Когда в десять часов утра Харри развернулся у главного дома фермы Скёйен, над землей все еще лежал туман. Исабелла Скёйен стояла на лестнице и улыбалась, похлопывая небольшим кнутом по бедру, обтянутому брюками для верховой езды. Выбираясь из арендованной машины, Харри услышал, как под каблуками ее сапог заскрипел гравий.
— Доброе утро, Харри. Что ты знаешь о лошадях?
Харри захлопнул дверцу машины.
— Я потерял на них кучу денег. Это о чем-то говорит?
— Значит, ты к тому же игрок?
— К тому же?
— Я тоже провела небольшое расследование. Твои подвиги уравновешиваются грузом твоих грехов. По крайней мере, кажется, так считают твои коллеги. Ты в Гонконге проигрывал деньги?

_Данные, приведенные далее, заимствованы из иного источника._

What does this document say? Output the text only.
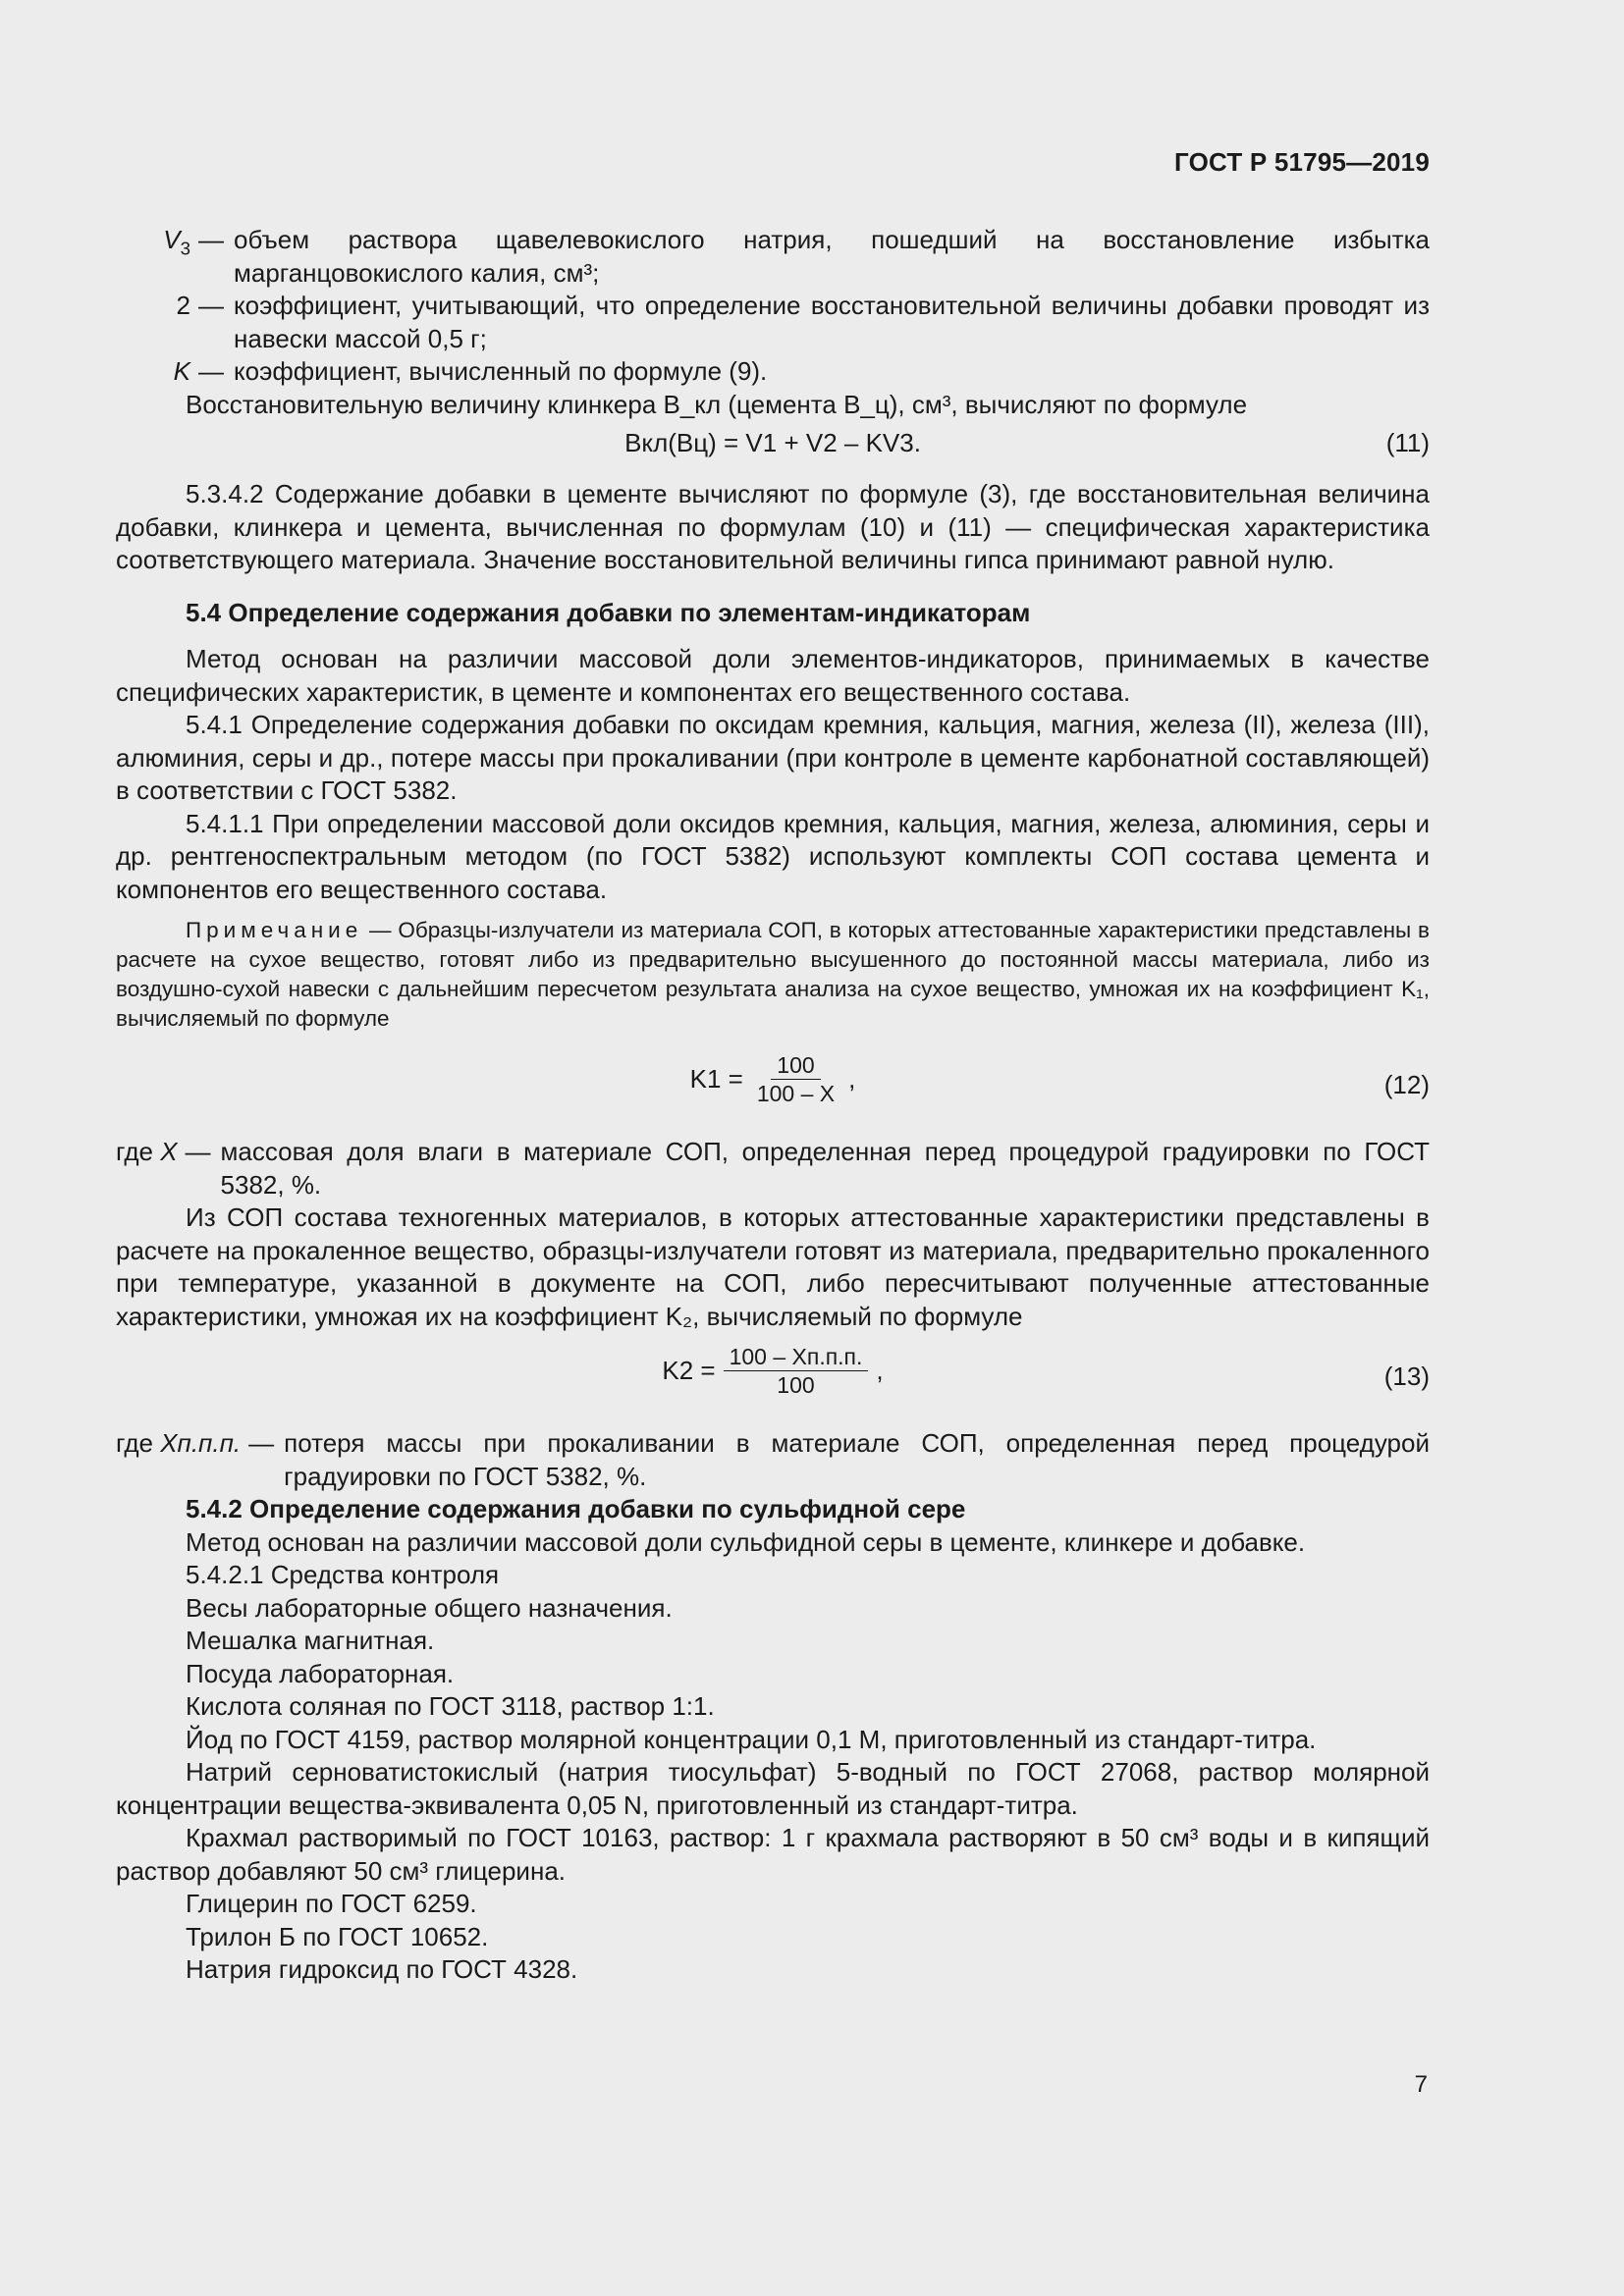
ГОСТ Р 51795—2019
$V_3$ — объем раствора щавелевокислого натрия, пошедший на восстановление избытка марганцовокислого калия, см³;
2 — коэффициент, учитывающий, что определение восстановительной величины добавки проводят из навески массой 0,5 г;
K — коэффициент, вычисленный по формуле (9).

Восстановительную величину клинкера В_кл (цемента В_ц), см³, вычисляют по формуле

Bкл(Bц) = V1 + V2 – KV3.	(11)

5.3.4.2 Содержание добавки в цементе вычисляют по формуле (3), где восстановительная величина добавки, клинкера и цемента, вычисленная по формулам (10) и (11) — специфическая характеристика соответствующего материала. Значение восстановительной величины гипса принимают равной нулю.

5.4 Определение содержания добавки по элементам-индикаторам

Метод основан на различии массовой доли элементов-индикаторов, принимаемых в качестве специфических характеристик, в цементе и компонентах его вещественного состава.

5.4.1 Определение содержания добавки по оксидам кремния, кальция, магния, железа (II), железа (III), алюминия, серы и др., потере массы при прокаливании (при контроле в цементе карбонатной составляющей) в соответствии с ГОСТ 5382.

5.4.1.1 При определении массовой доли оксидов кремния, кальция, магния, железа, алюминия, серы и др. рентгеноспектральным методом (по ГОСТ 5382) используют комплекты СОП состава цемента и компонентов его вещественного состава.

Примечание — Образцы-излучатели из материала СОП, в которых аттестованные характеристики представлены в расчете на сухое вещество, готовят либо из предварительно высушенного до постоянной массы материала, либо из воздушно-сухой навески с дальнейшим пересчетом результата анализа на сухое вещество, умножая их на коэффициент K₁, вычисляемый по формуле

$K1 = \frac{100}{100 - X}$ ,	(12)
где X — массовая доля влаги в материале СОП, определенная перед процедурой градуировки по ГОСТ 5382, %.

Из СОП состава техногенных материалов, в которых аттестованные характеристики представлены в расчете на прокаленное вещество, образцы-излучатели готовят из материала, предварительно прокаленного при температуре, указанной в документе на СОП, либо пересчитывают полученные аттестованные характеристики, умножая их на коэффициент K₂, вычисляемый по формуле

$K2 = \frac{100 - Xп.п.п.}{100}$ ,	(13)
где Xп.п.п. — потеря массы при прокаливании в материале СОП, определенная перед процедурой градуировки по ГОСТ 5382, %.

5.4.2 Определение содержания добавки по сульфидной сере

Метод основан на различии массовой доли сульфидной серы в цементе, клинкере и добавке.

5.4.2.1 Средства контроля

Весы лабораторные общего назначения.

Мешалка магнитная.

Посуда лабораторная.

Кислота соляная по ГОСТ 3118, раствор 1:1.

Йод по ГОСТ 4159, раствор молярной концентрации 0,1 М, приготовленный из стандарт-титра.

Натрий серноватистокислый (натрия тиосульфат) 5-водный по ГОСТ 27068, раствор молярной концентрации вещества-эквивалента 0,05 N, приготовленный из стандарт-титра.

Крахмал растворимый по ГОСТ 10163, раствор: 1 г крахмала растворяют в 50 см³ воды и в кипящий раствор добавляют 50 см³ глицерина.

Глицерин по ГОСТ 6259.

Трилон Б по ГОСТ 10652.

Натрия гидроксид по ГОСТ 4328.

7
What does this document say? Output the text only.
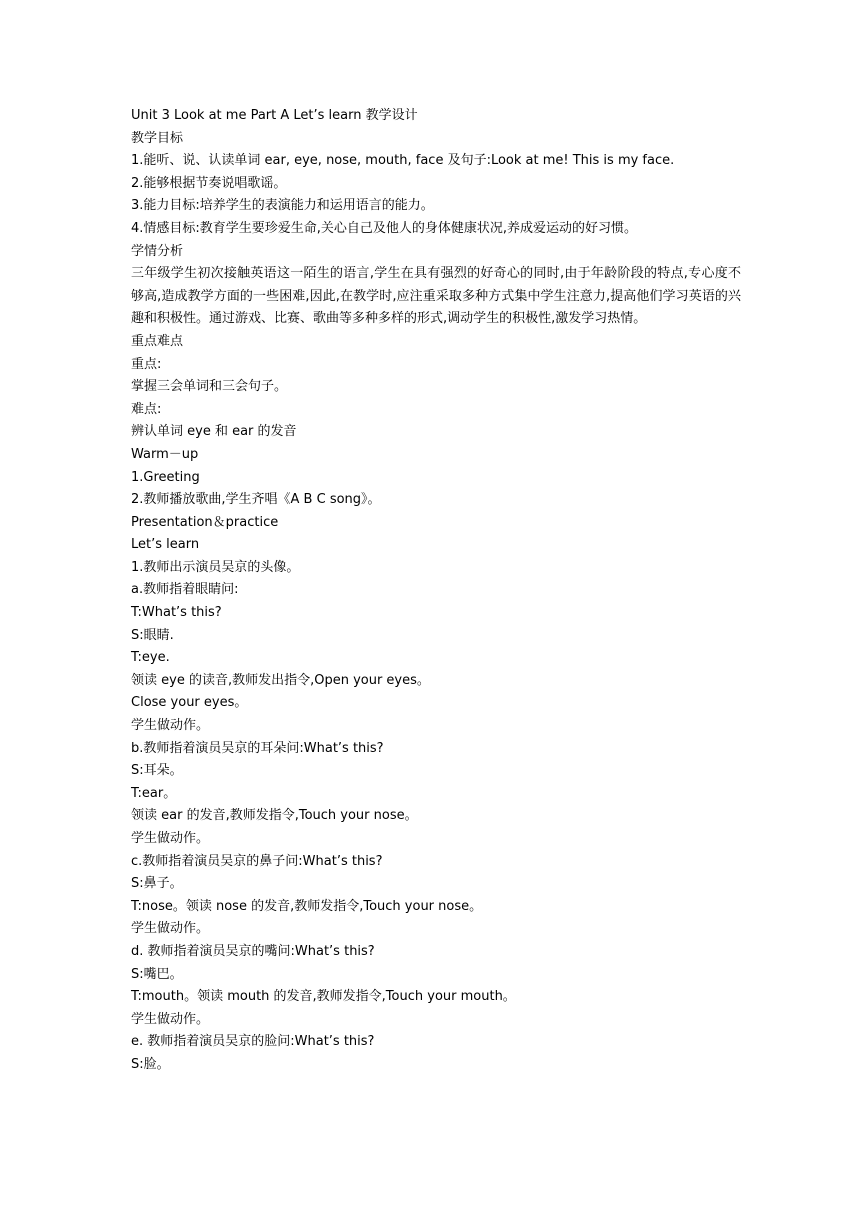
Unit 3 Look at me Part A Let’s learn 教学设计

教学目标

1.能听、说、认读单词 ear, eye, nose, mouth, face 及句子:Look at me! This is my face.

2.能够根据节奏说唱歌谣。

3.能力目标:培养学生的表演能力和运用语言的能力。

4.情感目标:教育学生要珍爱生命,关心自己及他人的身体健康状况,养成爱运动的好习惯。

学情分析

三年级学生初次接触英语这一陌生的语言,学生在具有强烈的好奇心的同时,由于年龄阶段的特点,专心度不够高,造成教学方面的一些困难,因此,在教学时,应注重采取多种方式集中学生注意力,提高他们学习英语的兴趣和积极性。通过游戏、比赛、歌曲等多种多样的形式,调动学生的积极性,激发学习热情。

重点难点

重点:

掌握三会单词和三会句子。

难点:

辨认单词 eye 和 ear 的发音

Warm－up

1.Greeting

2.教师播放歌曲,学生齐唱《A B C song》。

Presentation＆practice

Let’s learn

1.教师出示演员吴京的头像。

a.教师指着眼睛问:

T:What’s this?

S:眼睛.

T:eye.

领读 eye 的读音,教师发出指令,Open your eyes。

Close your eyes。

学生做动作。

b.教师指着演员吴京的耳朵问:What’s this?

S:耳朵。

T:ear。

领读 ear 的发音,教师发指令,Touch your nose。

学生做动作。

c.教师指着演员吴京的鼻子问:What’s this?

S:鼻子。

T:nose。领读 nose 的发音,教师发指令,Touch your nose。

学生做动作。

d. 教师指着演员吴京的嘴问:What’s this?

S:嘴巴。

T:mouth。领读 mouth 的发音,教师发指令,Touch your mouth。

学生做动作。

e. 教师指着演员吴京的脸问:What’s this?

S:脸。
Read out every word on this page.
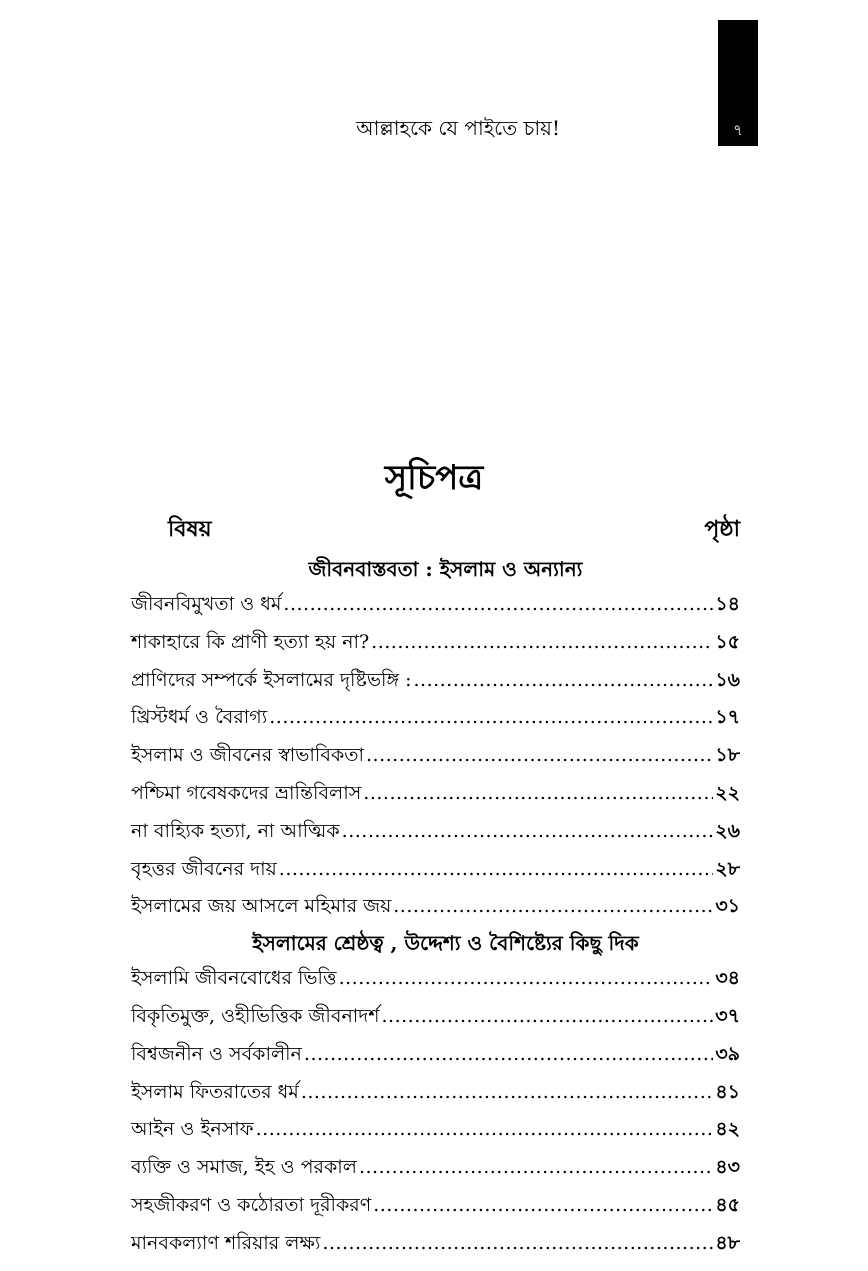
৭
আল্লাহকে যে পাইতে চায়!
সূচিপত্র
বিষয়	পৃষ্ঠা
জীবনবাস্তবতা : ইসলাম ও অন্যান্য
জীবনবিমুখতা ও ধর্ম .....	১৪
শাকাহারে কি প্রাণী হত্যা হয় না? .....	১৫
প্রাণিদের সম্পর্কে ইসলামের দৃষ্টিভঙ্গি : .....	১৬
খ্রিস্টধর্ম ও বৈরাগ্য .....	১৭
ইসলাম ও জীবনের স্বাভাবিকতা .....	১৮
পশ্চিমা গবেষকদের ভ্রান্তিবিলাস .....	২২
না বাহ্যিক হত্যা, না আত্মিক .....	২৬
বৃহত্তর জীবনের দায় .....	২৮
ইসলামের জয় আসলে মহিমার জয় .....	৩১
ইসলামের শ্রেষ্ঠত্ব , উদ্দেশ্য ও বৈশিষ্ট্যের কিছু দিক
ইসলামি জীবনবোধের ভিত্তি .....	৩৪
বিকৃতিমুক্ত, ওহীভিত্তিক জীবনাদর্শ .....	৩৭
বিশ্বজনীন ও সর্বকালীন .....	৩৯
ইসলাম ফিতরাতের ধর্ম .....	৪১
আইন ও ইনসাফ .....	৪২
ব্যক্তি ও সমাজ, ইহ ও পরকাল .....	৪৩
সহজীকরণ ও কঠোরতা দূরীকরণ .....	৪৫
মানবকল্যাণ শরিয়ার লক্ষ্য .....	৪৮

— На ипподроме «Хэппи Вэлли». И это было всего один раз.
Она пошла в сторону низкого красного деревянного здания, и ему пришлось ускорить шаг, чтобы поспеть за ней.
— Ты когда-нибудь ездил верхом, Харри?
— У моего деда в Ондалснесе была лошадь.
— Значит, ты умелый наездник.
— Да нет, опять же всего один раз. Дедушка говорил, что лошадь не игрушка. Он говорил, что кататься верхом для собственного удовольствия — значит не уважать рабочее животное.
Исабелла остановилась у деревянной стойки, на которой висели два узких кожаных седла.
— Ни одна из моих лошадей не видела и не увидит ни телеги, ни плуга. Пока я седлаю, предлагаю тебе сходить вон туда… — Она указала на жилой дом. — Там в шкафу в коридоре ты найдешь одежду для верховой езды моего бывшего мужа. Надо поберечь твой красивый костюм, как считаешь?